We could begin by assessing our own strength.  In most branches national PSC members constitute a minority. It would be useful to know the membership of each branch and for that matter how many branches are genuinely active.
Branch development should be at the forefront of PSC’s activities. There should be a branch membership officer. PSC should be more than the sum of its branches.  At the moment the opposite is true.
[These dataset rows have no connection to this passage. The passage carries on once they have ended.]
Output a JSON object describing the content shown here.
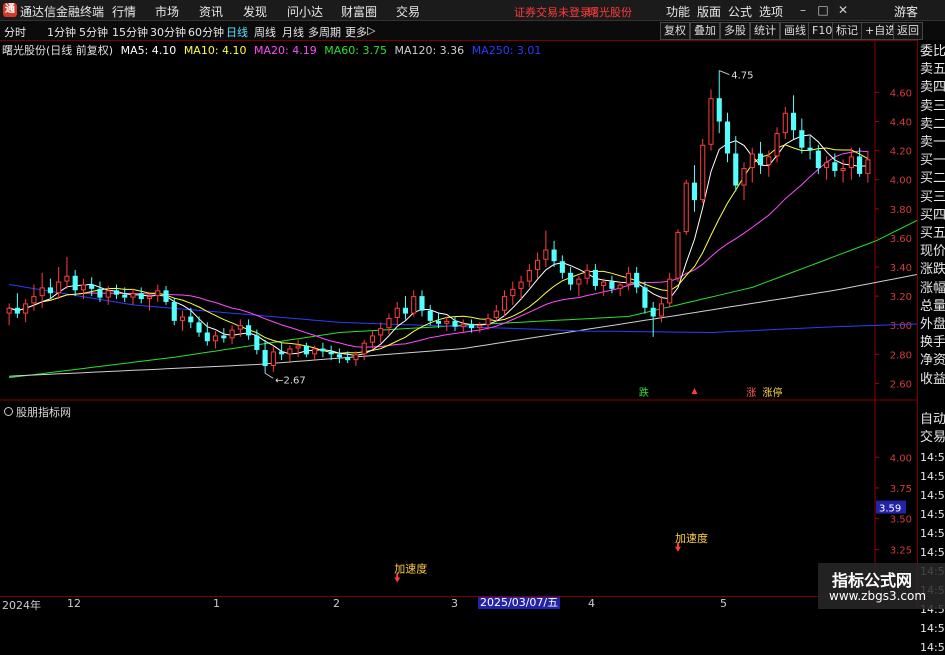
{
  "title_bar": {
    "app_name": "通达信金融终端",
    "menus": [
      "行情",
      "市场",
      "资讯",
      "发现",
      "问小达",
      "财富圈",
      "交易"
    ],
    "notice": "证券交易未登录",
    "stock_name": "曙光股份",
    "right_menus": [
      "功能",
      "版面",
      "公式",
      "选项"
    ],
    "guest": "游客",
    "win_min": "–",
    "win_max": "□",
    "win_close": "✕"
  },
  "toolbar": {
    "periods": [
      "分时",
      "1分钟",
      "5分钟",
      "15分钟",
      "30分钟",
      "60分钟",
      "日线",
      "周线",
      "月线",
      "多周期",
      "更多"
    ],
    "active_period": "日线",
    "more_arrow": "▷",
    "buttons": [
      "复权",
      "叠加",
      "多股",
      "统计",
      "画线",
      "F10",
      "标记",
      "+自选",
      "返回"
    ]
  },
  "chart_header": {
    "stock_label": "曙光股份(日线 前复权)",
    "ma": [
      {
        "label": "MA5: 4.10",
        "color": "#ffffff"
      },
      {
        "label": "MA10: 4.10",
        "color": "#ffff3a"
      },
      {
        "label": "MA20: 4.19",
        "color": "#ff4cff"
      },
      {
        "label": "MA60: 3.75",
        "color": "#29e22d"
      },
      {
        "label": "MA120: 3.36",
        "color": "#cfcfcf"
      },
      {
        "label": "MA250: 3.01",
        "color": "#2c3cff"
      }
    ]
  },
  "colors": {
    "up": "#ff3d3d",
    "down": "#54ffff",
    "ma5": "#ffffff",
    "ma10": "#ffff3a",
    "ma20": "#ff4cff",
    "ma60": "#29e22d",
    "ma120": "#cfcfcf",
    "ma250": "#2c3cff",
    "axis": "#8b0000",
    "grid": "#5a0000"
  },
  "annotations": {
    "high_label": "4.75",
    "low_label": "2.67",
    "signal_die": "跌",
    "signal_zhang": "涨",
    "signal_zhangting": "涨停"
  },
  "indicator": {
    "title": "股朋指标网",
    "signal_text": "加速度",
    "current_value_label": "3.59"
  },
  "right_panel": {
    "items": [
      "委比",
      "卖五",
      "卖四",
      "卖三",
      "卖二",
      "卖一",
      "买一",
      "买二",
      "买三",
      "买四",
      "买五",
      "现价",
      "涨跌",
      "涨幅",
      "总量",
      "外盘",
      "换手",
      "净资",
      "收益"
    ],
    "auto": "自动",
    "trade": "交易",
    "times": [
      "14:56",
      "14:56",
      "14:56",
      "14:56",
      "14:56",
      "14:56",
      "14:56",
      "14:56",
      "14:56",
      "14:56",
      "14:56"
    ]
  },
  "time_axis": {
    "labels": [
      "2024年",
      "12",
      "1",
      "2",
      "3",
      "2025/03/07/五",
      "4",
      "5"
    ]
  },
  "watermark": {
    "line1": "指标公式网",
    "line2": "www.zbgs3.com"
  },
  "chart_data": [
    {
      "type": "candlestick",
      "title": "曙光股份(日线 前复权)",
      "ylim": [
        2.5,
        4.85
      ],
      "y_ticks": [
        2.6,
        2.8,
        3.0,
        3.2,
        3.4,
        3.6,
        3.8,
        4.0,
        4.2,
        4.4,
        4.6
      ],
      "candles": [
        {
          "o": 3.08,
          "h": 3.15,
          "l": 3.0,
          "c": 3.12
        },
        {
          "o": 3.12,
          "h": 3.22,
          "l": 3.05,
          "c": 3.08
        },
        {
          "o": 3.08,
          "h": 3.18,
          "l": 3.02,
          "c": 3.15
        },
        {
          "o": 3.15,
          "h": 3.28,
          "l": 3.1,
          "c": 3.2
        },
        {
          "o": 3.2,
          "h": 3.36,
          "l": 3.12,
          "c": 3.26
        },
        {
          "o": 3.26,
          "h": 3.32,
          "l": 3.18,
          "c": 3.22
        },
        {
          "o": 3.22,
          "h": 3.4,
          "l": 3.18,
          "c": 3.3
        },
        {
          "o": 3.3,
          "h": 3.47,
          "l": 3.25,
          "c": 3.34
        },
        {
          "o": 3.34,
          "h": 3.38,
          "l": 3.2,
          "c": 3.24
        },
        {
          "o": 3.24,
          "h": 3.32,
          "l": 3.18,
          "c": 3.28
        },
        {
          "o": 3.28,
          "h": 3.33,
          "l": 3.2,
          "c": 3.25
        },
        {
          "o": 3.25,
          "h": 3.3,
          "l": 3.16,
          "c": 3.19
        },
        {
          "o": 3.19,
          "h": 3.27,
          "l": 3.14,
          "c": 3.24
        },
        {
          "o": 3.24,
          "h": 3.28,
          "l": 3.18,
          "c": 3.21
        },
        {
          "o": 3.21,
          "h": 3.26,
          "l": 3.16,
          "c": 3.19
        },
        {
          "o": 3.19,
          "h": 3.25,
          "l": 3.14,
          "c": 3.22
        },
        {
          "o": 3.22,
          "h": 3.26,
          "l": 3.15,
          "c": 3.18
        },
        {
          "o": 3.18,
          "h": 3.22,
          "l": 3.1,
          "c": 3.2
        },
        {
          "o": 3.2,
          "h": 3.28,
          "l": 3.16,
          "c": 3.24
        },
        {
          "o": 3.24,
          "h": 3.27,
          "l": 3.14,
          "c": 3.16
        },
        {
          "o": 3.16,
          "h": 3.19,
          "l": 3.0,
          "c": 3.03
        },
        {
          "o": 3.03,
          "h": 3.1,
          "l": 2.96,
          "c": 3.06
        },
        {
          "o": 3.06,
          "h": 3.12,
          "l": 2.98,
          "c": 3.02
        },
        {
          "o": 3.02,
          "h": 3.06,
          "l": 2.92,
          "c": 2.95
        },
        {
          "o": 2.95,
          "h": 3.02,
          "l": 2.86,
          "c": 2.89
        },
        {
          "o": 2.89,
          "h": 2.96,
          "l": 2.84,
          "c": 2.93
        },
        {
          "o": 2.93,
          "h": 2.98,
          "l": 2.88,
          "c": 2.91
        },
        {
          "o": 2.91,
          "h": 3.0,
          "l": 2.87,
          "c": 2.97
        },
        {
          "o": 2.97,
          "h": 3.04,
          "l": 2.92,
          "c": 3.0
        },
        {
          "o": 3.0,
          "h": 3.04,
          "l": 2.9,
          "c": 2.93
        },
        {
          "o": 2.93,
          "h": 2.97,
          "l": 2.8,
          "c": 2.83
        },
        {
          "o": 2.83,
          "h": 2.9,
          "l": 2.67,
          "c": 2.72
        },
        {
          "o": 2.72,
          "h": 2.86,
          "l": 2.68,
          "c": 2.82
        },
        {
          "o": 2.82,
          "h": 2.88,
          "l": 2.76,
          "c": 2.8
        },
        {
          "o": 2.8,
          "h": 2.86,
          "l": 2.74,
          "c": 2.84
        },
        {
          "o": 2.84,
          "h": 2.9,
          "l": 2.78,
          "c": 2.86
        },
        {
          "o": 2.86,
          "h": 2.88,
          "l": 2.78,
          "c": 2.8
        },
        {
          "o": 2.8,
          "h": 2.86,
          "l": 2.76,
          "c": 2.84
        },
        {
          "o": 2.84,
          "h": 2.88,
          "l": 2.78,
          "c": 2.82
        },
        {
          "o": 2.82,
          "h": 2.86,
          "l": 2.76,
          "c": 2.8
        },
        {
          "o": 2.8,
          "h": 2.84,
          "l": 2.74,
          "c": 2.78
        },
        {
          "o": 2.78,
          "h": 2.82,
          "l": 2.74,
          "c": 2.76
        },
        {
          "o": 2.76,
          "h": 2.82,
          "l": 2.72,
          "c": 2.8
        },
        {
          "o": 2.8,
          "h": 2.9,
          "l": 2.76,
          "c": 2.88
        },
        {
          "o": 2.88,
          "h": 2.96,
          "l": 2.84,
          "c": 2.93
        },
        {
          "o": 2.93,
          "h": 3.02,
          "l": 2.88,
          "c": 2.98
        },
        {
          "o": 2.98,
          "h": 3.08,
          "l": 2.94,
          "c": 3.05
        },
        {
          "o": 3.05,
          "h": 3.16,
          "l": 3.0,
          "c": 3.12
        },
        {
          "o": 3.12,
          "h": 3.2,
          "l": 3.04,
          "c": 3.08
        },
        {
          "o": 3.08,
          "h": 3.24,
          "l": 3.06,
          "c": 3.2
        },
        {
          "o": 3.2,
          "h": 3.24,
          "l": 3.06,
          "c": 3.1
        },
        {
          "o": 3.1,
          "h": 3.14,
          "l": 3.0,
          "c": 3.03
        },
        {
          "o": 3.03,
          "h": 3.08,
          "l": 2.98,
          "c": 3.01
        },
        {
          "o": 3.01,
          "h": 3.06,
          "l": 2.96,
          "c": 3.03
        },
        {
          "o": 3.03,
          "h": 3.06,
          "l": 2.96,
          "c": 2.99
        },
        {
          "o": 2.99,
          "h": 3.04,
          "l": 2.95,
          "c": 3.01
        },
        {
          "o": 3.01,
          "h": 3.04,
          "l": 2.95,
          "c": 2.98
        },
        {
          "o": 2.98,
          "h": 3.02,
          "l": 2.95,
          "c": 3.0
        },
        {
          "o": 3.0,
          "h": 3.08,
          "l": 2.97,
          "c": 3.05
        },
        {
          "o": 3.05,
          "h": 3.14,
          "l": 3.02,
          "c": 3.1
        },
        {
          "o": 3.1,
          "h": 3.24,
          "l": 3.06,
          "c": 3.2
        },
        {
          "o": 3.2,
          "h": 3.3,
          "l": 3.14,
          "c": 3.25
        },
        {
          "o": 3.25,
          "h": 3.34,
          "l": 3.18,
          "c": 3.3
        },
        {
          "o": 3.3,
          "h": 3.42,
          "l": 3.26,
          "c": 3.38
        },
        {
          "o": 3.38,
          "h": 3.5,
          "l": 3.32,
          "c": 3.45
        },
        {
          "o": 3.45,
          "h": 3.65,
          "l": 3.4,
          "c": 3.52
        },
        {
          "o": 3.52,
          "h": 3.58,
          "l": 3.4,
          "c": 3.44
        },
        {
          "o": 3.44,
          "h": 3.48,
          "l": 3.32,
          "c": 3.36
        },
        {
          "o": 3.36,
          "h": 3.4,
          "l": 3.24,
          "c": 3.28
        },
        {
          "o": 3.28,
          "h": 3.34,
          "l": 3.2,
          "c": 3.32
        },
        {
          "o": 3.32,
          "h": 3.42,
          "l": 3.28,
          "c": 3.38
        },
        {
          "o": 3.38,
          "h": 3.42,
          "l": 3.24,
          "c": 3.27
        },
        {
          "o": 3.27,
          "h": 3.32,
          "l": 3.2,
          "c": 3.3
        },
        {
          "o": 3.3,
          "h": 3.34,
          "l": 3.22,
          "c": 3.25
        },
        {
          "o": 3.25,
          "h": 3.3,
          "l": 3.2,
          "c": 3.28
        },
        {
          "o": 3.28,
          "h": 3.4,
          "l": 3.24,
          "c": 3.36
        },
        {
          "o": 3.36,
          "h": 3.4,
          "l": 3.22,
          "c": 3.26
        },
        {
          "o": 3.26,
          "h": 3.3,
          "l": 3.08,
          "c": 3.12
        },
        {
          "o": 3.12,
          "h": 3.16,
          "l": 2.92,
          "c": 3.06
        },
        {
          "o": 3.06,
          "h": 3.2,
          "l": 3.02,
          "c": 3.15
        },
        {
          "o": 3.15,
          "h": 3.36,
          "l": 3.12,
          "c": 3.32
        },
        {
          "o": 3.32,
          "h": 3.66,
          "l": 3.3,
          "c": 3.64
        },
        {
          "o": 3.64,
          "h": 4.0,
          "l": 3.62,
          "c": 3.98
        },
        {
          "o": 3.98,
          "h": 4.1,
          "l": 3.78,
          "c": 3.86
        },
        {
          "o": 3.86,
          "h": 4.28,
          "l": 3.84,
          "c": 4.24
        },
        {
          "o": 4.24,
          "h": 4.62,
          "l": 4.2,
          "c": 4.56
        },
        {
          "o": 4.56,
          "h": 4.75,
          "l": 4.32,
          "c": 4.4
        },
        {
          "o": 4.4,
          "h": 4.46,
          "l": 4.12,
          "c": 4.18
        },
        {
          "o": 4.18,
          "h": 4.3,
          "l": 3.92,
          "c": 3.96
        },
        {
          "o": 3.96,
          "h": 4.12,
          "l": 3.86,
          "c": 4.08
        },
        {
          "o": 4.08,
          "h": 4.22,
          "l": 3.98,
          "c": 4.18
        },
        {
          "o": 4.18,
          "h": 4.26,
          "l": 4.04,
          "c": 4.1
        },
        {
          "o": 4.1,
          "h": 4.2,
          "l": 4.02,
          "c": 4.16
        },
        {
          "o": 4.16,
          "h": 4.36,
          "l": 4.12,
          "c": 4.32
        },
        {
          "o": 4.32,
          "h": 4.5,
          "l": 4.28,
          "c": 4.46
        },
        {
          "o": 4.46,
          "h": 4.58,
          "l": 4.28,
          "c": 4.34
        },
        {
          "o": 4.34,
          "h": 4.42,
          "l": 4.18,
          "c": 4.22
        },
        {
          "o": 4.22,
          "h": 4.3,
          "l": 4.14,
          "c": 4.2
        },
        {
          "o": 4.2,
          "h": 4.24,
          "l": 4.04,
          "c": 4.08
        },
        {
          "o": 4.08,
          "h": 4.16,
          "l": 4.0,
          "c": 4.12
        },
        {
          "o": 4.12,
          "h": 4.18,
          "l": 4.02,
          "c": 4.06
        },
        {
          "o": 4.06,
          "h": 4.14,
          "l": 3.98,
          "c": 4.08
        },
        {
          "o": 4.08,
          "h": 4.22,
          "l": 4.0,
          "c": 4.16
        },
        {
          "o": 4.16,
          "h": 4.22,
          "l": 4.02,
          "c": 4.04
        },
        {
          "o": 4.04,
          "h": 4.2,
          "l": 3.98,
          "c": 4.14
        }
      ],
      "ma_series": [
        {
          "name": "MA60",
          "color": "#29e22d",
          "values": [
            [
              0,
              2.64
            ],
            [
              20,
              2.78
            ],
            [
              40,
              2.95
            ],
            [
              55,
              3.0
            ],
            [
              75,
              3.06
            ],
            [
              90,
              3.26
            ],
            [
              105,
              3.58
            ],
            [
              111,
              3.75
            ]
          ]
        },
        {
          "name": "MA120",
          "color": "#cfcfcf",
          "values": [
            [
              0,
              2.65
            ],
            [
              30,
              2.73
            ],
            [
              55,
              2.84
            ],
            [
              80,
              3.06
            ],
            [
              100,
              3.24
            ],
            [
              111,
              3.36
            ]
          ]
        },
        {
          "name": "MA250",
          "color": "#2c3cff",
          "values": [
            [
              0,
              3.28
            ],
            [
              15,
              3.14
            ],
            [
              40,
              3.02
            ],
            [
              70,
              2.96
            ],
            [
              85,
              2.95
            ],
            [
              100,
              2.99
            ],
            [
              111,
              3.01
            ]
          ]
        }
      ],
      "high_marker": {
        "index": 86,
        "value": 4.75
      },
      "low_marker": {
        "index": 31,
        "value": 2.67
      }
    },
    {
      "type": "line",
      "title": "股朋指标网",
      "y_ticks": [
        3.0,
        3.25,
        3.5,
        3.75,
        4.0
      ],
      "ylim": [
        2.87,
        4.45
      ],
      "current_value": 3.59,
      "signals": [
        {
          "index": 47,
          "value": 2.98,
          "label": "加速度"
        },
        {
          "index": 81,
          "value": 3.23,
          "label": "加速度"
        }
      ]
    }
  ]
}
Civil Liberties for Palestinian supporters are under attack
In the past year or so there have been frequent attacks and disruptions of Palestine meetings. Speakers such as Tom Suarez and Jackie Walker have had meetings either disrupted or banned altogether. There is a concerted campaign, led by the Board of Deputies and the CAA to try and close down our activities. We even had a group of about 30 or so Zionists halting the Balfour Day march last year.
We should launch a national campaign around free speech on Palestine specifically designed to halt the attempts to close down meetings on Palestine/ Zionism under the pretext of ‘anti-Semitism’. We should approach other organisations such as the Quakers and Liberty to highlight the Zionist attempt to suppress Free Speech on Palestine. We could do worse than having a printed leaflet ready for groups and branches facing attempts to prevent them holding meetings.
PSC has so far done nothing about the group of Zionist fascists who I’ve named and shamed on my blog. This should end. We should be devising a strategy to put an end to these disruptions. We should consider forming a stewards group in London to prevent physical attacks on meetings and we should also be working with groups like the Islamic Human Rights Commission whose own Al Quds demonstration has come under attack by a combination of far-Right Zionists and Tommy Robinson supporters this year.
We should give critical support to this demonstration and rebut the suggestion that Hamas or Hizbollah are terrorists. The political use of the ‘terrorist’ label should be opposed. Terrorism means the use of violence against civilian targets and there is none more guilty of terrorism than Israel.
We should also work with and encourage groups of activists like Inminds.  PSC should stop being sectarian.

PSC Executive
The Executive needs a shakeup. It resembles a clique, a self-perpetuating group of friends. We need to open up the Executive to activists in the branches. The Constitution makes provision for 5 Regional representatives but the Executive has ignored this provision. Their election should be a priority in the coming year.